The GeomLab language

This page contains a concise and fairly formal description of the programming language that is part of GeomLab. Reading it is almost certainly not the best way to learn to write programs for GeomLab: instead, it is better to follow the examples that are contained in the worksheets.

The GeomLab language is a general-purpose programming language in the sense that it is not tailored towards the graphics programming that is the theme of the worksheets, and it is capable of describing any function that can be computed. Its chief feature is that it is purely applicative: there are no "variables" in the language that can be assigned different values at different times in the execution of a program, but like the variables of ordinary mathematics, each variable has a single value. As in mathematics, the same equation or definition can be used several times in a calculation, with the variables standing for different values each time it is used.

1. Syntax

An expression or definition consists of a sequence of tokens made up of ASCII characters. Each token belongs to one of these classes: names, numbers, strings, operators and delimiters. Blanks and line breaks may not occur within tokens, except in comments and for blanks in strings, but are otherwise ignored unless they separate two consecutive tokens that might otherwise be read as one. Upper and lower case letters are treated as distinct.

An identifier is any sequence of letters, digits and underscores that begins with a letter or underscore, except for the reserved words that are listed below.

A number token is any sequence of decimal digits, followed optionally by a decimal point and a further (possibly empty) sequence of decimal digits.

A string is a sequence of characters enclosed between two double-quote characters. A string may not contain a double-quote character or a line break.

An operator or delimiter is one of the reserved words and special symbols in the list that follows. Reserved words appear entirely in lower case, and may not be used as names.

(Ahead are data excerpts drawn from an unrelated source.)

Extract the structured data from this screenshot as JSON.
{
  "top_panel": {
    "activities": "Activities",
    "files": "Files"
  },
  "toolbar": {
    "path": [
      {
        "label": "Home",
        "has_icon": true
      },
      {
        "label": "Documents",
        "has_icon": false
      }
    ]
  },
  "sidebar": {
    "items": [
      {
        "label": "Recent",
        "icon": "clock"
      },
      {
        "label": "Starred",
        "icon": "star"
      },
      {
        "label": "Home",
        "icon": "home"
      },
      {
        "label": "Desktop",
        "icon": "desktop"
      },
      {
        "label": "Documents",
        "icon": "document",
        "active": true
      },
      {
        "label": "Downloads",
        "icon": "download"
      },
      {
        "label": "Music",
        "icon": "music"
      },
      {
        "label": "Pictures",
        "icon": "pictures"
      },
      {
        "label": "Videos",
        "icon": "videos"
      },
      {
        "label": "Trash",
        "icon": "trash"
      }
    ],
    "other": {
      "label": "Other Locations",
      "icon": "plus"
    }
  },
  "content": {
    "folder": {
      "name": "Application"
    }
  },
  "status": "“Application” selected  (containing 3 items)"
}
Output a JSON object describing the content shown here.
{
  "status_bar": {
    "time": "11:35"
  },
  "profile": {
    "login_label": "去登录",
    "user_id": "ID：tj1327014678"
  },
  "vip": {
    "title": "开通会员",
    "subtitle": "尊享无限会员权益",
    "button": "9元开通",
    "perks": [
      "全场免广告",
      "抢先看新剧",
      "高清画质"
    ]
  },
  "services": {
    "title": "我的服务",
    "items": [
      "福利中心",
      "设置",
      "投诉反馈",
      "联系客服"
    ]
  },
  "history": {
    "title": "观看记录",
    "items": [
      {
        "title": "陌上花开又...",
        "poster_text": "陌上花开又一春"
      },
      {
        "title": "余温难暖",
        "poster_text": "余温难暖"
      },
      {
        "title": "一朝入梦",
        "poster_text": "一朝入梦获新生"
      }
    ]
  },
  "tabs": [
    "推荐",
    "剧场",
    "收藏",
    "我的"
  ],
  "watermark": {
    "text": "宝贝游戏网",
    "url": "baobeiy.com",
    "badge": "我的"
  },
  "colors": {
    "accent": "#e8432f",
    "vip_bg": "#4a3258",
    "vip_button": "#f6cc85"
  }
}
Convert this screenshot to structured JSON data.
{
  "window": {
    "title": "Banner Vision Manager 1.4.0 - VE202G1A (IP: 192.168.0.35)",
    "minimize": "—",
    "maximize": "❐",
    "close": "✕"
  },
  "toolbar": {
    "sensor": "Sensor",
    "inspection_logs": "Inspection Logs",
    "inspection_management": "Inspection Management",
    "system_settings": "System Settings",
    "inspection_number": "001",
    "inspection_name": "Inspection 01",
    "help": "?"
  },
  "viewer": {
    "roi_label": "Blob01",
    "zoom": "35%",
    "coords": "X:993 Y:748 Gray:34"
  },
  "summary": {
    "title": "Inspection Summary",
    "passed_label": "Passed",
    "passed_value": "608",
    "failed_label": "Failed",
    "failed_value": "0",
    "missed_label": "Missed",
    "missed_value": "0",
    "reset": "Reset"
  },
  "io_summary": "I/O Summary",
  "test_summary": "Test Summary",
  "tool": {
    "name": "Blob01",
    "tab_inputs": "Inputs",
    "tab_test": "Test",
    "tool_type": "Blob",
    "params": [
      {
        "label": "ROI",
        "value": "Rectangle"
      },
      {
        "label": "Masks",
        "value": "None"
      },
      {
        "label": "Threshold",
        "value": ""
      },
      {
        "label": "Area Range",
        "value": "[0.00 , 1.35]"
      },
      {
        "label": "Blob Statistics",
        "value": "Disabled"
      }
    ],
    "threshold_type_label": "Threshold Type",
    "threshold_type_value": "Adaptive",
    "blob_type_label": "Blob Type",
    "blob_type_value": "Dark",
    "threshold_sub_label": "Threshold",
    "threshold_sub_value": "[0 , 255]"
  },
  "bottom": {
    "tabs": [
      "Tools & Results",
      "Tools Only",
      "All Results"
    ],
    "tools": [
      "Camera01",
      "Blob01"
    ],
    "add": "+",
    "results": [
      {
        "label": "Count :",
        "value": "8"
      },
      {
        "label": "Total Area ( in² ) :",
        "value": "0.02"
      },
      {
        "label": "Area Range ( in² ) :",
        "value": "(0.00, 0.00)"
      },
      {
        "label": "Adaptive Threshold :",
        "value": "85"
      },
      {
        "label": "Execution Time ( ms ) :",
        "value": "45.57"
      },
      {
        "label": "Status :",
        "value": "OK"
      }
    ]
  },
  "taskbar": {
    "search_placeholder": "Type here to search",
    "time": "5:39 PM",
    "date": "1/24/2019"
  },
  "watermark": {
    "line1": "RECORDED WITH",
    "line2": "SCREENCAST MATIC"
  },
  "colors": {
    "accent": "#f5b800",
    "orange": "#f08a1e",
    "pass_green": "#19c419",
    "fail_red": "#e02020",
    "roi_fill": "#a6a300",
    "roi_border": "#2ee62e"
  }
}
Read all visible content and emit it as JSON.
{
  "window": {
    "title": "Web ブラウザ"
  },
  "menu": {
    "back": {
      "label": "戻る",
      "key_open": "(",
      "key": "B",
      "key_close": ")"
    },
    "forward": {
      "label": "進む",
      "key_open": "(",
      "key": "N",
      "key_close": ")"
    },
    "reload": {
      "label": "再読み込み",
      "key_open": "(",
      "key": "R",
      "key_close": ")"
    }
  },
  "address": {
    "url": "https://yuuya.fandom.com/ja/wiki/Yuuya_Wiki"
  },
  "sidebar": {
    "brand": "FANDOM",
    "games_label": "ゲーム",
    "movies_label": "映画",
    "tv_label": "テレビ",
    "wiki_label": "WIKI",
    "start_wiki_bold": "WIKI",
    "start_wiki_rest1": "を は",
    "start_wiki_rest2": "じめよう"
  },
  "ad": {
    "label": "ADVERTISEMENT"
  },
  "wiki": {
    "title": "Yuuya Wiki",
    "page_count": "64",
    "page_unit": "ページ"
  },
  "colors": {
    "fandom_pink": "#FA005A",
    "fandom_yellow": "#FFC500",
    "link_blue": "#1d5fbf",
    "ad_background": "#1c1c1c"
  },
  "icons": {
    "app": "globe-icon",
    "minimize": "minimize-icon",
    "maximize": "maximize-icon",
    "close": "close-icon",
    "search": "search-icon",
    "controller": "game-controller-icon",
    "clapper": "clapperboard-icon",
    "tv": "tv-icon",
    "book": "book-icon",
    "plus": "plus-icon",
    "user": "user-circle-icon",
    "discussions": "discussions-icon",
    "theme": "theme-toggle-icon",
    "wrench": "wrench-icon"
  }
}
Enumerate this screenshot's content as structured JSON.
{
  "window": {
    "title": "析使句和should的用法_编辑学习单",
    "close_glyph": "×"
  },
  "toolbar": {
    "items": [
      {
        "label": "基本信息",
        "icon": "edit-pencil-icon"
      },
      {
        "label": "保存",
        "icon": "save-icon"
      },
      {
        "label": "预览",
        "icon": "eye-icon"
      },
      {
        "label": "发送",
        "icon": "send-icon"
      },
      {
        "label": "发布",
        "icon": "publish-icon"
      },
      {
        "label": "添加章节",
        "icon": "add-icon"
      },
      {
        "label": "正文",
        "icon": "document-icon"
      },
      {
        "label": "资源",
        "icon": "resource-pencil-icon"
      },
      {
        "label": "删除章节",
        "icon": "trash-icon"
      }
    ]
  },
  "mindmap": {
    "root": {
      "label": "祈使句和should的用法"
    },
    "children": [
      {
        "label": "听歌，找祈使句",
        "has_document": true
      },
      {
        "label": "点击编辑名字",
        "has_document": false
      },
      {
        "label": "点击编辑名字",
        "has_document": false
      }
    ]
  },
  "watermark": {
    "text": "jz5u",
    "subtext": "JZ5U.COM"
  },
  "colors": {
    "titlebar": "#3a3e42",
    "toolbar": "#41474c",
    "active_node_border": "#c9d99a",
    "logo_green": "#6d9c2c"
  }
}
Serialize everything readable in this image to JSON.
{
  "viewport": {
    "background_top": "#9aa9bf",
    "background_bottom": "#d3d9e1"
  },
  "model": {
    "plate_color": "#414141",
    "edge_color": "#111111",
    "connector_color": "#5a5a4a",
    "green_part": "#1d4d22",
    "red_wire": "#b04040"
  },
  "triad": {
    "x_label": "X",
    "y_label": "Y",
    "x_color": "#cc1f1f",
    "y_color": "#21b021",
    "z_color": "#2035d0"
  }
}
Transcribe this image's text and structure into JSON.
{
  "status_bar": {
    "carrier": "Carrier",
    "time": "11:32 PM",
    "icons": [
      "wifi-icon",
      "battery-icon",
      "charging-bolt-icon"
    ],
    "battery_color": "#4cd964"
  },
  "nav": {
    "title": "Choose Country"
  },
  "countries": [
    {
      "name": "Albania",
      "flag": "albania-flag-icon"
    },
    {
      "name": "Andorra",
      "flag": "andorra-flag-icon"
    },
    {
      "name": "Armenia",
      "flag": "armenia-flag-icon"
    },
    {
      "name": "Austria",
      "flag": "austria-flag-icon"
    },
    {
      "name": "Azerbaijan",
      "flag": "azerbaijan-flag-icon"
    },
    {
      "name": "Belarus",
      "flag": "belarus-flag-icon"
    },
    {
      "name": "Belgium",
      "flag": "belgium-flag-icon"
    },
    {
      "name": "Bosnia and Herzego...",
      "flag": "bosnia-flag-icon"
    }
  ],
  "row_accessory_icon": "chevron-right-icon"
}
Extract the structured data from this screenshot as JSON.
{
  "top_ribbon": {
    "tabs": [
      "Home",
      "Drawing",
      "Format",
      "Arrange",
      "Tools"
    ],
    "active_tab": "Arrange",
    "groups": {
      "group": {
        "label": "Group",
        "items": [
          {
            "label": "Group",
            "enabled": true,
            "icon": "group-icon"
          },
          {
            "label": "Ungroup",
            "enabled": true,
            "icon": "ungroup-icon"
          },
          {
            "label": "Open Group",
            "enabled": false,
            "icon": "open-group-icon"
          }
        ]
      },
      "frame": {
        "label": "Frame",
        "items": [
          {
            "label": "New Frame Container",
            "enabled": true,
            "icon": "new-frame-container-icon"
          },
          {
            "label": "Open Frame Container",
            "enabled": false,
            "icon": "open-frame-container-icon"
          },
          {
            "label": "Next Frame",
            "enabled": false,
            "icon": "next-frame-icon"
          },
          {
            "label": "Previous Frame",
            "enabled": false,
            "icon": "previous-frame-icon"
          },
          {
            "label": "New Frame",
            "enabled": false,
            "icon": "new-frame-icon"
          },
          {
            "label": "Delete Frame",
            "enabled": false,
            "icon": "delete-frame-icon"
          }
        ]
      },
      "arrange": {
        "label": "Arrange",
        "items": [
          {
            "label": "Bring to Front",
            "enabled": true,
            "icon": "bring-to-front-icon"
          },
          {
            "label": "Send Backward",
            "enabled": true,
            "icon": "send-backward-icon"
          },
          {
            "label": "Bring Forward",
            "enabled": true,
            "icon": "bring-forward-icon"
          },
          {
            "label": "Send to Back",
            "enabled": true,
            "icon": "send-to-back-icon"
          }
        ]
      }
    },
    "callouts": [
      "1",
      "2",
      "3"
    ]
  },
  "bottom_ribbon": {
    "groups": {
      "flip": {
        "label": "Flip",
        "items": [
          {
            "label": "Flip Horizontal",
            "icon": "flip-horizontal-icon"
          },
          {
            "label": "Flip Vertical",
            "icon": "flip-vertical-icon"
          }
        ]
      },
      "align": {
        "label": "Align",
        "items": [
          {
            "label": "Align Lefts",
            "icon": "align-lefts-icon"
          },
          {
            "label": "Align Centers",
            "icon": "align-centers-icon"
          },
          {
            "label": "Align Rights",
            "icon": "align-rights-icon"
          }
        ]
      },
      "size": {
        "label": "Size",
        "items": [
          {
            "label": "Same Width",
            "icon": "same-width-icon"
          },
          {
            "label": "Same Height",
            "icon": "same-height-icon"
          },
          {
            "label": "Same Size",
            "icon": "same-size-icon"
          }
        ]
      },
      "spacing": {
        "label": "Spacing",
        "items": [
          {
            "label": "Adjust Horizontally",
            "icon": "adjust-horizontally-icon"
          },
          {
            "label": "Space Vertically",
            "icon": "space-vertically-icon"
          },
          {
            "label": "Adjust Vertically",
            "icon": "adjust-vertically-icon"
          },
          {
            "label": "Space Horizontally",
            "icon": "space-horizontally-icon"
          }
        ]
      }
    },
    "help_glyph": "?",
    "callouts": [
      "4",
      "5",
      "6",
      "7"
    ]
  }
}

and define div else if in lambda let mod not op or then when
_ = + - $ * / & ~ : @ < <= <> > >= ( ) [ ] , ; |

In most places where an identifier may appear in a GeomLab program, the keyword op may also appear, followed by an operator symbol; this acts as the name of the operator.

Name = Ident | "op" Operator

The syntax of expressions and definitions in the GeomLab language is given in subsequent sections of this document using EBNF notation. In this notation, square brackets [ ... ] enclose optional text, and curly brackets { ... } enclose text that may be repeated zero or more times.

2. Values

The following kinds of value are denoted by expressions in the GeomLab language:

2.1. Numbers

Numbers in the GeomLab language are represented in double-precision floating point format, even if they are integers. Numbers are denoted by number tokens, and are yielded as the results of arithmetic operations.

2.2. Booleans

The Boolean values true and false are denoted by pre-defined names, and are yielded as the results of comparison operators.

2.3. Strings

Strings are denoted by string tokens. Strings are not much used in GeomLab programming, and are included mostly for internal use "under the bonnet" in implementing the other language features.

2.4. Lists

The empty list is denoted by the expression [ ], and non-empty lists may be constructed with the operator ":". A list expression [x₁, x₂, ..., x_n] is an abbreviation for a list of length n constructed in this way. Because the GeomLab language is untyped, there is no guarantee that arbitrary lists are proper, in the sense that they end properly with the value [ ].

2.5. Functions

Names in GeomLab programs may denote functions, either primitive functions that are part of the initial environment or installed as a plug-in extension, or functions that are defined as part of the GeomLab program. Each function takes a fixed number of values as its arguments and deliviers a single value as its result. Functions are created by function definitions (see Section 6.2) and by lambda expressions (see Section 8.2).

2.6. Other values

Other kinds of value may be added to the GeomLab languages as plug-in extensions. Typically, such extensions come with a collection of primitive functions for creating and manipulating the new values. In the GeomLab environment, colours and pictures are provided as additional kinds of value in this way.

3. Scope rules

Expressions are evaluated in the context of an environment that gives values to the variables that appear in the expression. An environment has two parts: the global part contains the pre-defined names that are built in to the GeomLab system, together with additional names that have been added by top-level definitions. There is also a local part of the environment that contains names that have been defined by pattern-matching in a function definition, or by one of the additional forms of expression covered in Section 8. Unless these additional forms of expression are used, there is no nesting of environments in GeomLab, and the scope rules can be summarised as follows:

The local part of the environment takes precedence over the global part. Thus, if the same name is used for a global variable and for one of the formal parameters of a function, then it is the formal parameter that is denoted by the name within the function body.
If a function is defined, and then later applied after further definitions have been added to the global environment, then it is the global environment at the time the function is applied that is used for evaluating the function body -- a form of dynamic binding. This rule is a natural one for interactive programming, and allows naturally for mutual recursion among top-level functions.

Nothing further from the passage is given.